Jacques Sagot, pianista y escritor.

Ahí estaba, el pobre miserable, debatiéndose mediante todo tipo de fórmulas ambiguas o ambivalentes, para disimular el odio y la envidia que le generaban los cantantes de la ópera cuya crítica estaba en proceso de defecar. Por una parte, procuraba ser percibido como generoso y benevolente.

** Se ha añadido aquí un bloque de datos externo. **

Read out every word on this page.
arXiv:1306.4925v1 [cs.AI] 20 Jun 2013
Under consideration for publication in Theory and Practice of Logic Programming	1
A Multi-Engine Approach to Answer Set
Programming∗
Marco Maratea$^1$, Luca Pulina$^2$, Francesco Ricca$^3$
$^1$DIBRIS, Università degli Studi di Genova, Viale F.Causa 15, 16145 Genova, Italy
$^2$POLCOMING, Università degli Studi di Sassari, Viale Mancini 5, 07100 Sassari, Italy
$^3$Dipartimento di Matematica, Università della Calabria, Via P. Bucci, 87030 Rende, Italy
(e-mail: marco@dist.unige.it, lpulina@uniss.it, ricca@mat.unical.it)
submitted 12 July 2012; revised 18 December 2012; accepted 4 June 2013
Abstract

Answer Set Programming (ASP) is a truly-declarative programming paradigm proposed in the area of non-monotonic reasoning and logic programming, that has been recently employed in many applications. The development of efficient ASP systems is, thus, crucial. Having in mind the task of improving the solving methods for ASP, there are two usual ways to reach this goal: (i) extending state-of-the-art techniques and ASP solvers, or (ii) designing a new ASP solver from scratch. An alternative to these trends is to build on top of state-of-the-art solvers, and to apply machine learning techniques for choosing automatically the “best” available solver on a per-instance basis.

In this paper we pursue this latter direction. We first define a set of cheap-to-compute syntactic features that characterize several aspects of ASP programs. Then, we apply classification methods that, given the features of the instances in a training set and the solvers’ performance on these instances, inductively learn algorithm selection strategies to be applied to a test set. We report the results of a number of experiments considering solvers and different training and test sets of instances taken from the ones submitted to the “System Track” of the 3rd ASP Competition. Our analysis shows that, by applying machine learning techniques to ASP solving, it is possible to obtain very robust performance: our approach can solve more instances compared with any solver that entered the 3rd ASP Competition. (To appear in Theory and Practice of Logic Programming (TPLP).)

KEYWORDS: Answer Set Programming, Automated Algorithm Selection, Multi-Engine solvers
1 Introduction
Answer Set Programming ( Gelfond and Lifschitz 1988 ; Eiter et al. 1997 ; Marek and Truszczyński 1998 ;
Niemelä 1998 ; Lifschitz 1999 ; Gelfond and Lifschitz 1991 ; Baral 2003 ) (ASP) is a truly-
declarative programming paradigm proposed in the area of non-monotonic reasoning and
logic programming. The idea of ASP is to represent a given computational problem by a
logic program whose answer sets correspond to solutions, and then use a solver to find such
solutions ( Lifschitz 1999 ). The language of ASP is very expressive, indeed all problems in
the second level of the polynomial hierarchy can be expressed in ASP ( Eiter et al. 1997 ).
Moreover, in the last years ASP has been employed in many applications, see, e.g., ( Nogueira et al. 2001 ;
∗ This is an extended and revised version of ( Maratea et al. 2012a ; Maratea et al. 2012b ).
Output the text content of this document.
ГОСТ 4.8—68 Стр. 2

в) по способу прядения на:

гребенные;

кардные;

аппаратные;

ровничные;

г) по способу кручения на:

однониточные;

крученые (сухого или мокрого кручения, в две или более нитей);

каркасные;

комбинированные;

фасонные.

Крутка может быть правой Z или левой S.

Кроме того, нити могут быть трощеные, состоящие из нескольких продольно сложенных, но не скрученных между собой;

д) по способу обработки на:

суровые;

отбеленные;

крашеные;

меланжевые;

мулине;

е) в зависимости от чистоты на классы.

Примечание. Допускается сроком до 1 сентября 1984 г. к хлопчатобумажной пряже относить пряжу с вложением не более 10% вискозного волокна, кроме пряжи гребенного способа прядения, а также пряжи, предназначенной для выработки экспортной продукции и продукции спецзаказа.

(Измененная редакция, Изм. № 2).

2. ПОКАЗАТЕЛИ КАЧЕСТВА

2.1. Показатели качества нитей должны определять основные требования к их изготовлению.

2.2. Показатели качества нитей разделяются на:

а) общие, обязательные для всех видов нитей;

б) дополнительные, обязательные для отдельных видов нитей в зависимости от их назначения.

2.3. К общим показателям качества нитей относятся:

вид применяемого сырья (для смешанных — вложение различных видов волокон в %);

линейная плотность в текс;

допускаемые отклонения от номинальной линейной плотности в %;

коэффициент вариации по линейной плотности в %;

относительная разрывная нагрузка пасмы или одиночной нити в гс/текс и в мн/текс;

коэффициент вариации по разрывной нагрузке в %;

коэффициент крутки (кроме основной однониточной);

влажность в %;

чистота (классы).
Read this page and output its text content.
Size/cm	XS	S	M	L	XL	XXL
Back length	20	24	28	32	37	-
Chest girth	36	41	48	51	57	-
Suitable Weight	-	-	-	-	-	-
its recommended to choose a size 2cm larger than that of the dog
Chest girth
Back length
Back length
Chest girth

Pero el demonio que lo habitaba también exigía su temps de parole, y después de un elogio sistemáticamente añadía algún reparo, más o menos velado.
El ciclo del auto-tormento era tal, que después del escupitajo, se sentía nuevamente compelido a reparar su agresión y maquillar su inquina con un nuevo cumplido. Y era así como todas sus valoraciones –cantantes, orquesta, coro, escenógrafo, director escénico– asumían una forma ABA: elogio, reparo, elogio. Mera forma el primero. Mera bilis el segundo. Mera preocupación con su propia imagen y la ocultación de su envidia el tercero. Todo terminaba por generar una impresión cómicamente mecánica y predecible.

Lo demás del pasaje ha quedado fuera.